If including tracebacks, please include the full traceback. Large logs and files
should be attached.

Hi @TomsCodingCode, thanks for using TFX and report the issue with a concrete standalone example!

The Evaluator standard component redirects its implementation into TFMA packages. Although, I am not an expert on TFMA, at my glance, the issue arises because the tf.keras.metrics.R2Score metric stores multiple internal variables (like sum of squares, sample count, etc.) However, TFMA usually expects metrics to have a simple, single-value state for serialization and aggregation. This mismatch causes the error you encountered.

To resolve this, you can use a custom metric wrapper called R2ScoreWrapper.

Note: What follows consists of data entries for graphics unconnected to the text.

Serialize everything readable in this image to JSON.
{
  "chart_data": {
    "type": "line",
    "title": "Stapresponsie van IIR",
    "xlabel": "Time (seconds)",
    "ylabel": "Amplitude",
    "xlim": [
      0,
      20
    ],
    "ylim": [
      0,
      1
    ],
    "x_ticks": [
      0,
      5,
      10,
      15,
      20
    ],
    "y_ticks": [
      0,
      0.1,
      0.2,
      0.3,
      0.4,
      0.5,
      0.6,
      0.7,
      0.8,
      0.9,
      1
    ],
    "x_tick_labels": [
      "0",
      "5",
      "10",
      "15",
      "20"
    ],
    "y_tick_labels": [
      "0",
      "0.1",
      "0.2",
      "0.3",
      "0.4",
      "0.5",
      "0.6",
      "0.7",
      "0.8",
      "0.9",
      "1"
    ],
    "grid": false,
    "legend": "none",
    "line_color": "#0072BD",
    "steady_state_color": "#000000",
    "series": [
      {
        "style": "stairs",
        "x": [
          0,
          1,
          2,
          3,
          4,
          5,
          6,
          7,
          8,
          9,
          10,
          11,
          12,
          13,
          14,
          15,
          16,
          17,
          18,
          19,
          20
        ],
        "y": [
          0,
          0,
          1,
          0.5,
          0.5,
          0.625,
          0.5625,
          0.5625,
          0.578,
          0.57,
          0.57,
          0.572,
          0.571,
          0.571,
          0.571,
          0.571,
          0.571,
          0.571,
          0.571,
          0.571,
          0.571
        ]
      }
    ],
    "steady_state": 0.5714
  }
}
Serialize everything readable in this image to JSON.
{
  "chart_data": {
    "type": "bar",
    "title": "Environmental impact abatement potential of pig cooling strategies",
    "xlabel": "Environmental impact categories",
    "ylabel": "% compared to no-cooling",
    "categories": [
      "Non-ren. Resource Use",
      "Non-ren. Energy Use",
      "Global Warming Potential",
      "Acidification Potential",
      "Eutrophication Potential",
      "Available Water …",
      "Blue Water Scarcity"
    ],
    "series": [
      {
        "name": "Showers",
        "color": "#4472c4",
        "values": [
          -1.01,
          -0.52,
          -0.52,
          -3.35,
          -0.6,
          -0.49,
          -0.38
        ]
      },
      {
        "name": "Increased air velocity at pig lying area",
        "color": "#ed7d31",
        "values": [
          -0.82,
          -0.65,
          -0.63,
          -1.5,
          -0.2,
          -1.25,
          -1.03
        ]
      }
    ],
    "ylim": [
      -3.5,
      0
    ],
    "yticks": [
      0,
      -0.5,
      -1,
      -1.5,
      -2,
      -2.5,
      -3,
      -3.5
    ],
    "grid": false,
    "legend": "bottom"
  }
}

This wrapper encapsulates the complex internal state of R2Score and exposes only the final value to TFMA, making it compatible with TFMA's serialization and aggregation mechanisms.

class R2ScoreWrapper(tf.keras.metrics.Metric):
  def __init__(self, name="r2_score_wrapper", **kwargs):
    super().__init__(name=name, **kwargs)
    self.r2_score = tf.keras.metrics.R2Score()

  def update_state(self, y_true, y_pred, sample_weight=None):
    self.r2_score.update_state(y_true, y_pred, sample_weight)

  def result(self):
    return self.r2_score.result()

  def reset_state(self):
    self.r2_score.reset_state()

...
  linear_model.compile(
    optimizer=keras.optimizers.Adam(learning_rate=0.1),
    loss='mean_absolute_error',
    metrics=[R2ScoreWrapper()]
    # metrics=[tf.keras.metrics.R2Score()]
    )

I found the similar phenomenon appears to the metrics.F1Score too. Hope that it works as you wish. Thanks!

That works perfectly fine as a workaround, thanks!

Is this a bug in tfma then or is this expected baviour?